Enrique parece un niño cogido con los dedos en la caja del azúcar. Empuja una de las regletas hacia él. Los diseños, novedosos aún para ojos ingleses, son aquellos a los que él se acostumbró en Italia: urnas estriadas y jarrones, con mantos y alas, y las cabezas ciegas de emperadores y de dioses. Últimamente los árboles y flores ingleses, los sinuosos tallos y brotes, se desdeñan en los blasones, en beneficio de guirnaldas, laureles de la victoria, el haz del hacha del lictor, el asta de la lanza. Él ve que Ana prefiere mostrar su estatus rehuyendo la sencillez; desde hace ya más de siete años, Enrique ha estado adaptando su gusto al de ella. A él solían gustarle mucho las uvas de los setos, los frutos del verano inglés, pero ahora los vinos por los que se inclina son pesados, perfumados, adormecedores; y su cuerpo también es pesado, tanto que a veces parece bloquear la luz.
—¿Estáis construyendo desde los cimientos? —inquiere él—. ¿O sólo una capa de ornamentación? Las dos cosas cuestan dinero.
—Qué descortés sois —dice Ana—. El rey está enviándoos un poco de roble para lo que estáis edificando en Hackney. Y un poco para el señor Sadler, para su nueva casa.
Él indica su agradecimiento bajando la cabeza. Pero el pensamiento del rey está en el interior del país, con la mujer que aún proclama ser su esposa.

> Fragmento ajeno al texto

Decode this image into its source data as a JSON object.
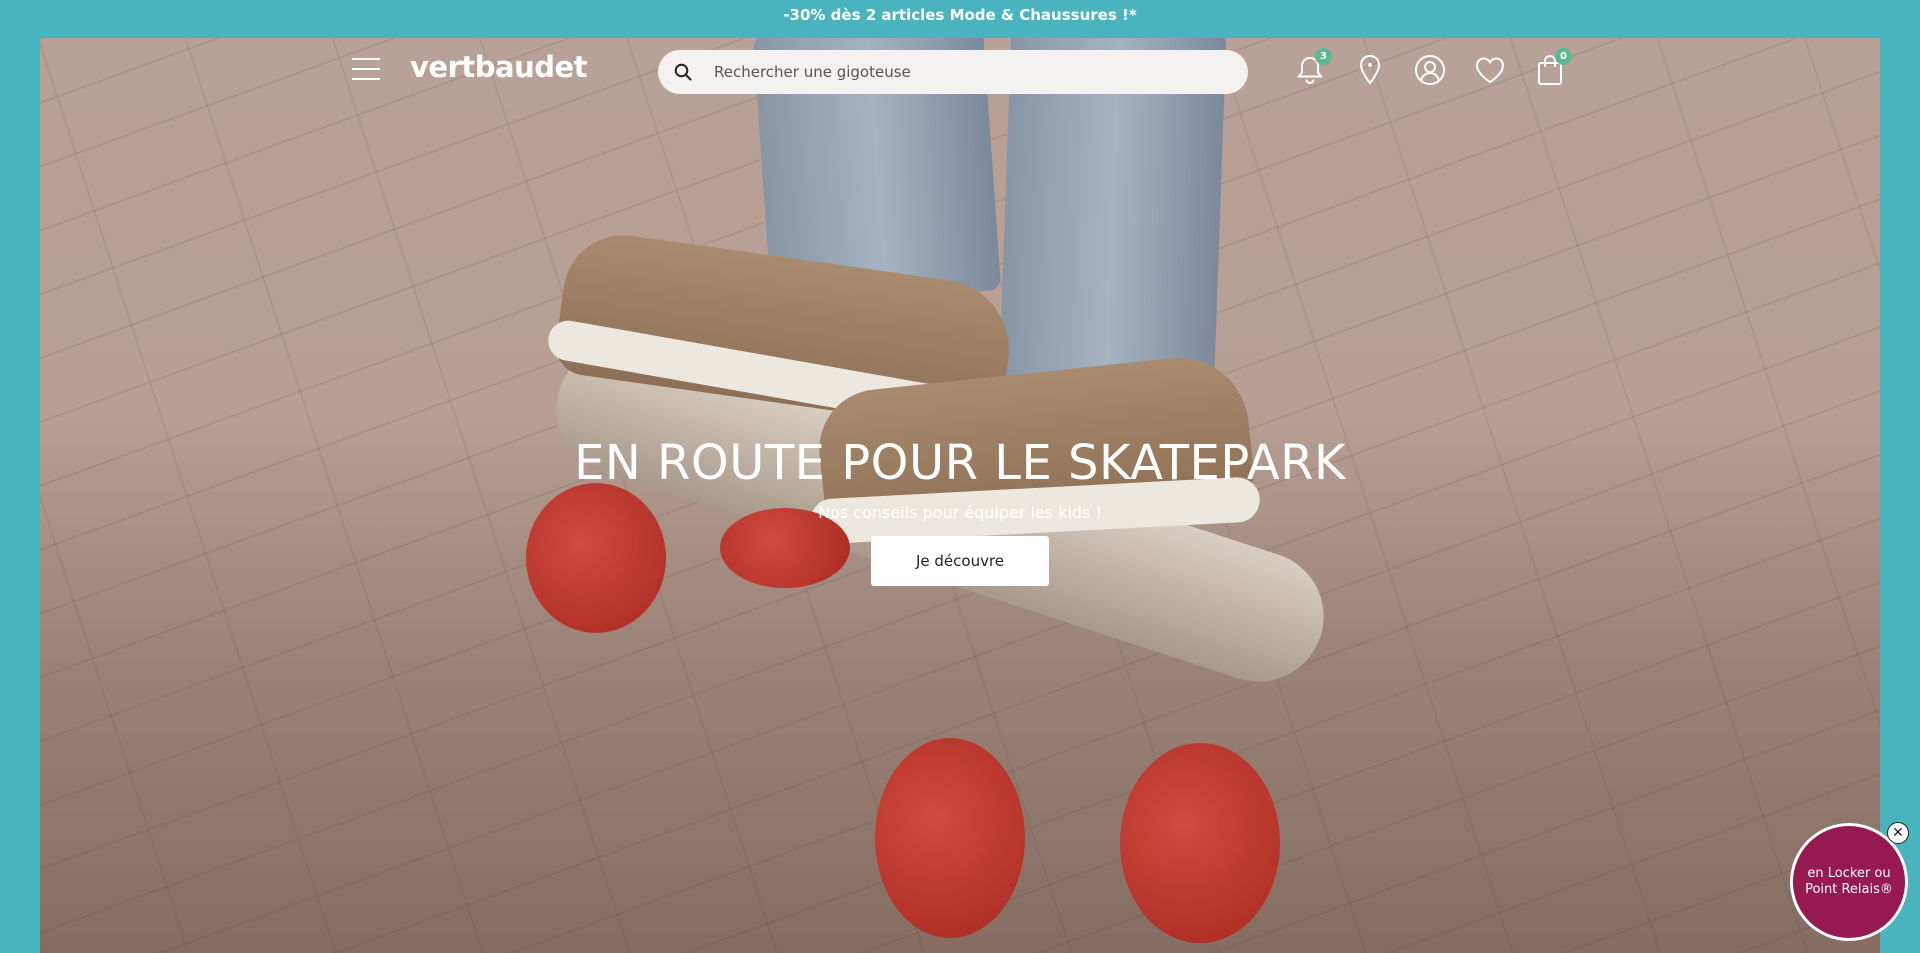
{
  "promo": {
    "text": "-30% dès 2 articles Mode & Chaussures !*"
  },
  "header": {
    "logo": "vertbaudet",
    "search_placeholder": "Rechercher une gigoteuse",
    "notifications_count": "3",
    "cart_count": "0",
    "icons": [
      "menu-icon",
      "search-icon",
      "bell-icon",
      "location-pin-icon",
      "user-icon",
      "heart-icon",
      "bag-icon"
    ]
  },
  "hero": {
    "title": "EN ROUTE POUR LE SKATEPARK",
    "subtitle": "Nos conseils pour équiper les kids !",
    "cta": "Je découvre"
  },
  "locker": {
    "text_line1": "en Locker ou",
    "text_line2": "Point Relais®"
  },
  "colors": {
    "brand": "#4ab4be",
    "badge": "#5cb891",
    "locker": "#96194f"
  }
}
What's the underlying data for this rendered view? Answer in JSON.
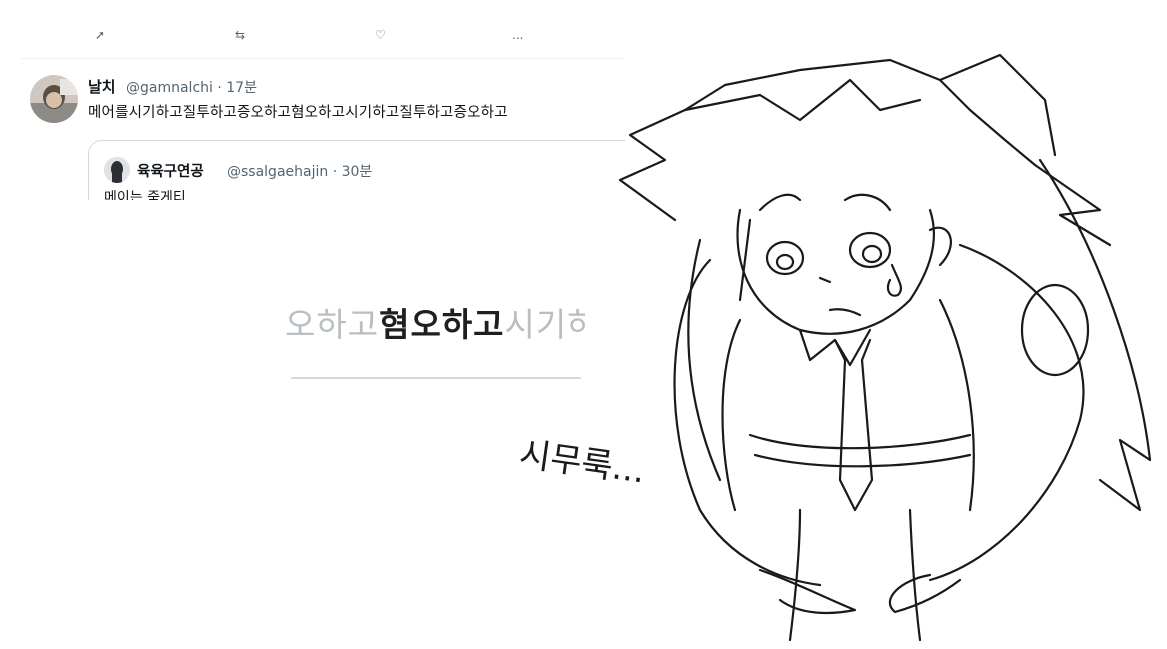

—¿De qué le vale a Catalina ya seguir viviendo? —pregunta Enrique—. Estoy seguro de que está cansada de tanto enfrentamiento. Yo lo estoy de él, bien sabe Dios. Haría mejor yendo a reunirse con los santos y los mártires.
—Ya han esperado por ella suficiente —dice Ana riéndose, demasiado alto.

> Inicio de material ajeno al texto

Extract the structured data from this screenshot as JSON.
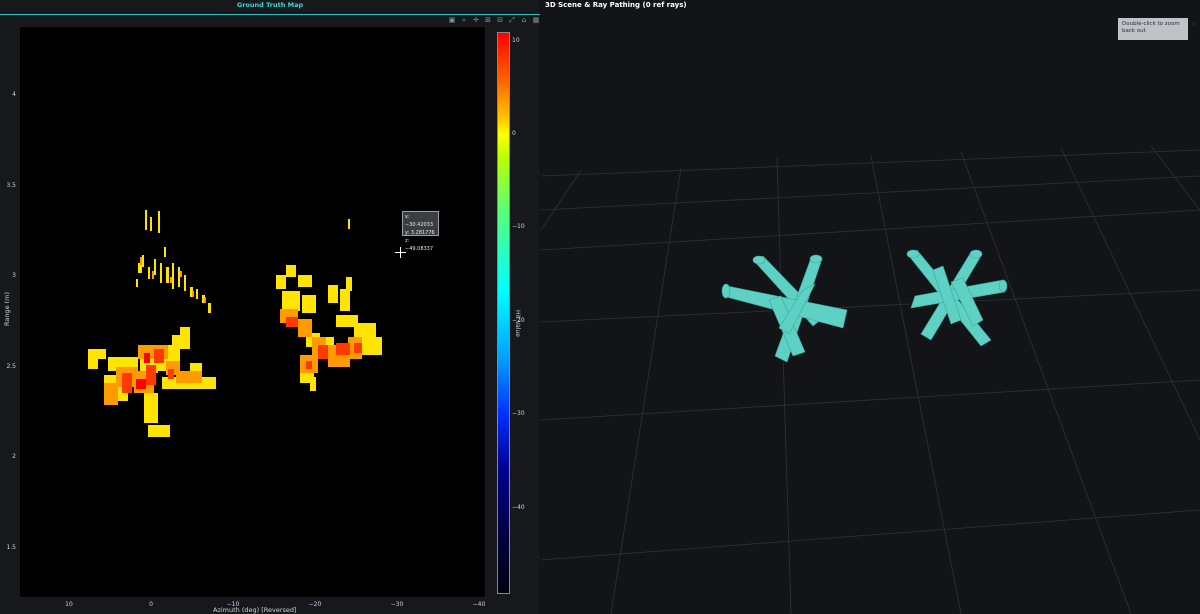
{
  "left_panel": {
    "title": "Ground Truth Map",
    "modebar_icons": [
      "camera-icon",
      "zoom-icon",
      "pan-icon",
      "zoom-in-icon",
      "zoom-out-icon",
      "autoscale-icon",
      "reset-icon",
      "plotly-logo-icon"
    ],
    "y_axis_label": "Range (m)",
    "x_axis_label": "Azimuth (deg) [Reversed]",
    "y_ticks": [
      "4",
      "3.5",
      "3",
      "2.5",
      "2",
      "1.5"
    ],
    "x_ticks": [
      "10",
      "0",
      "−10",
      "−20",
      "−30",
      "−40"
    ],
    "colorbar_title": "Hit Value",
    "colorbar_ticks": [
      "10",
      "0",
      "−10",
      "−20",
      "−30",
      "−40"
    ],
    "tooltip": {
      "x": "x: −30.42033",
      "y": "y: 3.281776",
      "z": "z: −49.08337"
    }
  },
  "right_panel": {
    "title": "3D Scene & Ray Pathing (0 ref rays)",
    "zoom_tip": "Double-click to zoom back out",
    "close": "×"
  },
  "colors": {
    "accent": "#3fd6d6",
    "object": "#5fd1c4",
    "background": "#101114"
  }
}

—Imagino a la dama muriendo —dice el rey—. Lo hará pronunciando discursos y perdonándome. Siempre está perdonándome. Es ella la que necesita perdón. Por su vientre ponzoñoso. Por envenenar a mis hijos antes de que nacieran.

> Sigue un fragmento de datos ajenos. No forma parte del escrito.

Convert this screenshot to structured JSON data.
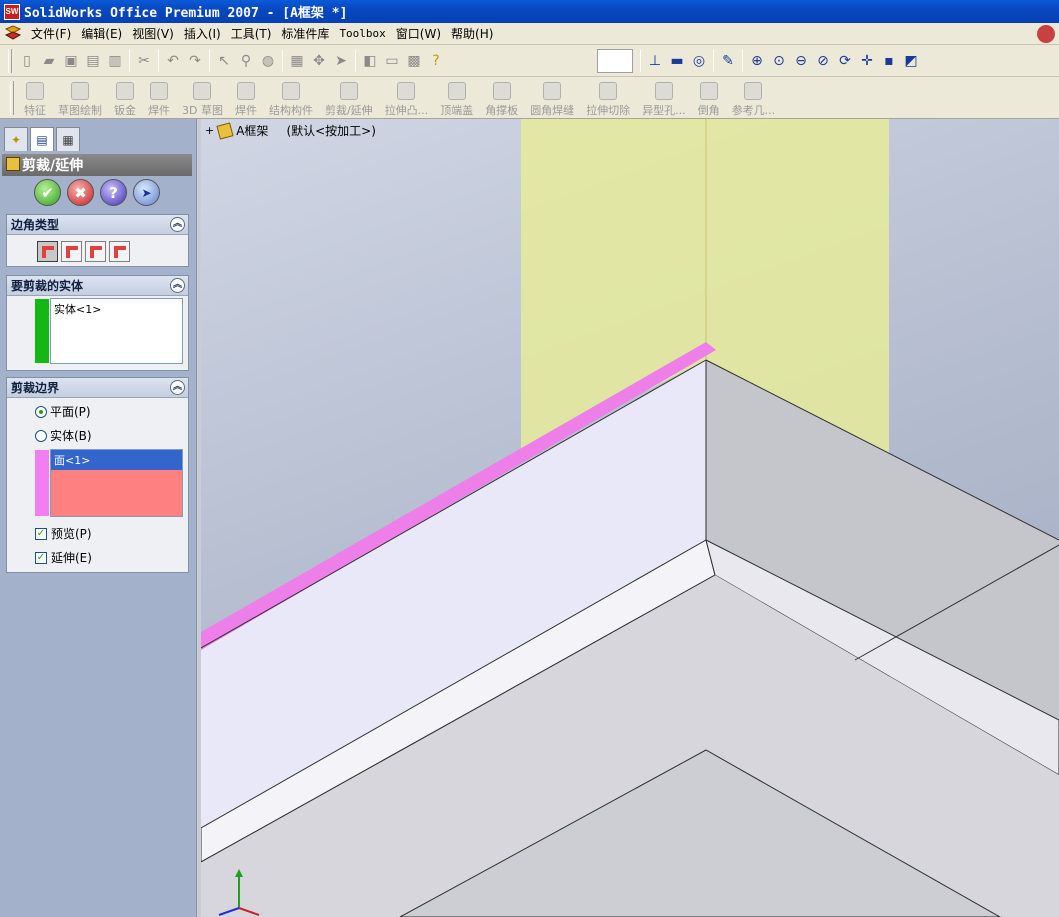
{
  "window": {
    "title": "SolidWorks Office Premium 2007 - [A框架 *]",
    "app_icon_text": "SW"
  },
  "menu": {
    "items": [
      "文件(F)",
      "编辑(E)",
      "视图(V)",
      "插入(I)",
      "工具(T)",
      "标准件库",
      "Toolbox",
      "窗口(W)",
      "帮助(H)"
    ]
  },
  "toolbar_features": {
    "items": [
      "特征",
      "草图绘制",
      "钣金",
      "焊件",
      "3D 草图",
      "焊件",
      "结构构件",
      "剪裁/延伸",
      "拉伸凸...",
      "顶端盖",
      "角撑板",
      "圆角焊缝",
      "拉伸切除",
      "异型孔...",
      "倒角",
      "参考几..."
    ]
  },
  "property_manager": {
    "title": "剪裁/延伸",
    "corner_type": {
      "title": "边角类型"
    },
    "bodies_to_trim": {
      "title": "要剪裁的实体",
      "items": [
        "实体<1>"
      ]
    },
    "trim_boundary": {
      "title": "剪裁边界",
      "options": [
        "平面(P)",
        "实体(B)"
      ],
      "selected_option": "平面(P)",
      "faces": [
        "面<1>"
      ],
      "preview_label": "预览(P)",
      "extend_label": "延伸(E)",
      "preview_checked": true,
      "extend_checked": true
    }
  },
  "viewport": {
    "tree_root": "A框架",
    "configuration": "(默认<按加工>)"
  },
  "colors": {
    "body_selection": "#14b814",
    "face_selection": "#f080f0",
    "face_highlight": "#ff8080",
    "trim_plane": "#e6eb9b",
    "ok": "#30a020",
    "cancel": "#c82020"
  },
  "icons": [
    "solidworks-logo-icon",
    "ok-icon",
    "cancel-icon",
    "help-icon",
    "pushpin-icon",
    "collapse-icon",
    "part-icon",
    "triad-icon"
  ]
}
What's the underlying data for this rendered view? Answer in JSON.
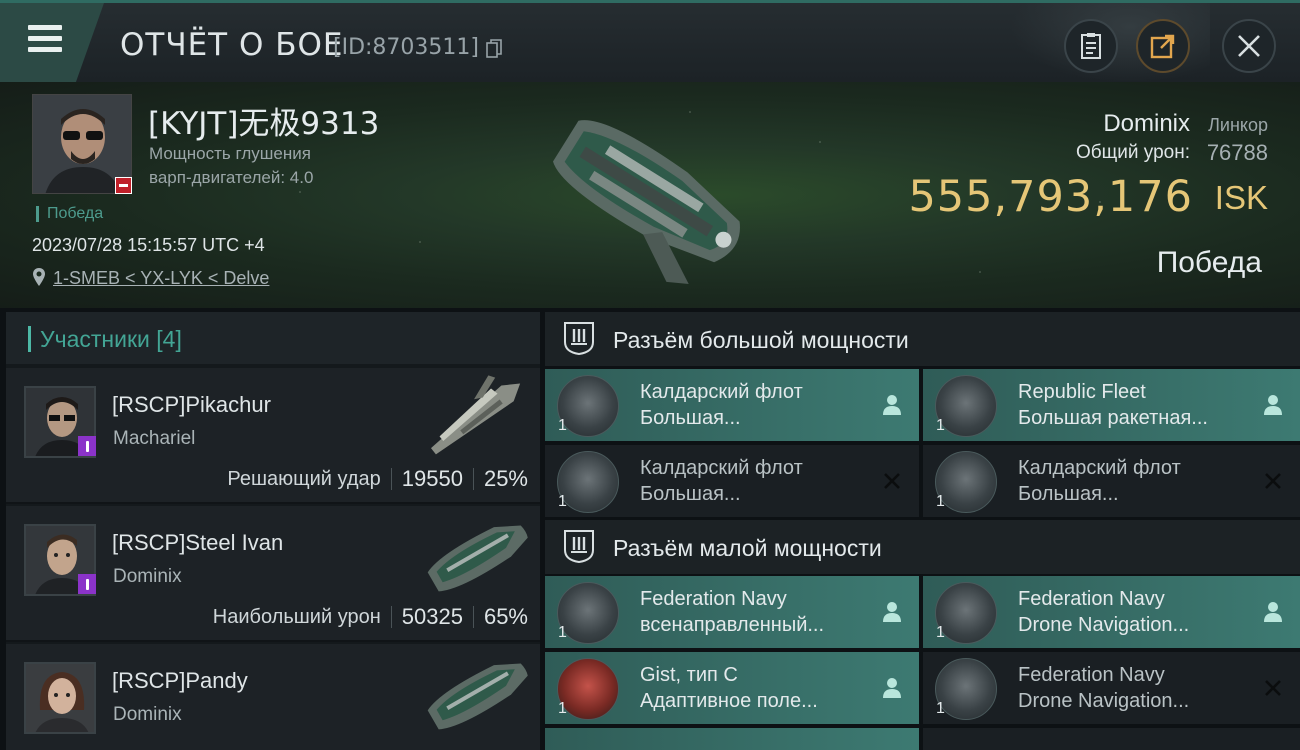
{
  "window": {
    "title": "ОТЧЁТ О БОЕ",
    "report_id": "[ID:8703511]",
    "icons": [
      "menu-icon",
      "copy-icon",
      "clipboard-icon",
      "share-icon",
      "close-icon"
    ]
  },
  "victim": {
    "name": "[KYJT]无极9313",
    "attribute_line1": "Мощность глушения",
    "attribute_line2": "варп-двигателей: 4.0",
    "status_tag": "Победа",
    "datetime": "2023/07/28 15:15:57 UTC +4",
    "location": "1-SMEB < YX-LYK < Delve",
    "ship_name": "Dominix",
    "ship_class": "Линкор",
    "total_damage_label": "Общий урон:",
    "total_damage_value": "76788",
    "isk_value": "555,793,176",
    "isk_unit": "ISK",
    "result": "Победа"
  },
  "participants": {
    "header": "Участники [4]",
    "items": [
      {
        "name": "[RSCP]Pikachur",
        "ship": "Machariel",
        "role": "Решающий удар",
        "damage": "19550",
        "percent": "25%"
      },
      {
        "name": "[RSCP]Steel Ivan",
        "ship": "Dominix",
        "role": "Наибольший урон",
        "damage": "50325",
        "percent": "65%"
      },
      {
        "name": "[RSCP]Pandy",
        "ship": "Dominix",
        "role": "",
        "damage": "",
        "percent": ""
      }
    ]
  },
  "high_slots": {
    "header": "Разъём большой мощности",
    "modules": [
      {
        "line1": "Калдарский флот",
        "line2": "Большая...",
        "qty": "1",
        "state": "fitted"
      },
      {
        "line1": "Republic Fleet",
        "line2": "Большая ракетная...",
        "qty": "1",
        "state": "fitted"
      },
      {
        "line1": "Калдарский флот",
        "line2": "Большая...",
        "qty": "1",
        "state": "destroyed"
      },
      {
        "line1": "Калдарский флот",
        "line2": "Большая...",
        "qty": "1",
        "state": "destroyed"
      }
    ]
  },
  "low_slots": {
    "header": "Разъём малой мощности",
    "modules": [
      {
        "line1": "Federation Navy",
        "line2": "всенаправленный...",
        "qty": "1",
        "state": "fitted"
      },
      {
        "line1": "Federation Navy",
        "line2": "Drone Navigation...",
        "qty": "1",
        "state": "fitted"
      },
      {
        "line1": "Gist, тип C",
        "line2": "Адаптивное поле...",
        "qty": "1",
        "state": "fitted"
      },
      {
        "line1": "Federation Navy",
        "line2": "Drone Navigation...",
        "qty": "1",
        "state": "destroyed"
      }
    ]
  },
  "colors": {
    "accent": "#43a595",
    "isk": "#e5c677",
    "fitted_bg": "#3d7a72",
    "badge_purple": "#8b33c9",
    "badge_red": "#c0202a"
  }
}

Él, Cromwell, desvía los ojos hacia Ana. Seguro que si ella tiene algo que decir ahora es el momento…, pero ella se vuelve, se inclina y coge a su podenco
Purkoy
, y se lo coloca en el regazo. Entierra su cara en la piel del animal, y el perrillo, despertado bruscamente de su sueño, gime y se retuerce en sus manos y observa cómo el señor secretario hace una inclinación y se va.
Fuera esperándole, la esposa de George Bolena: su mano confiada arrastrándole a un lado, su cuchicheo. Si alguien le dijese a lady Rochford: «Está lloviendo», ella lo convertiría en una conspiración; cuando pasase la noticia, haría que sonase como algo indecente, improbable, pero tristemente cierto.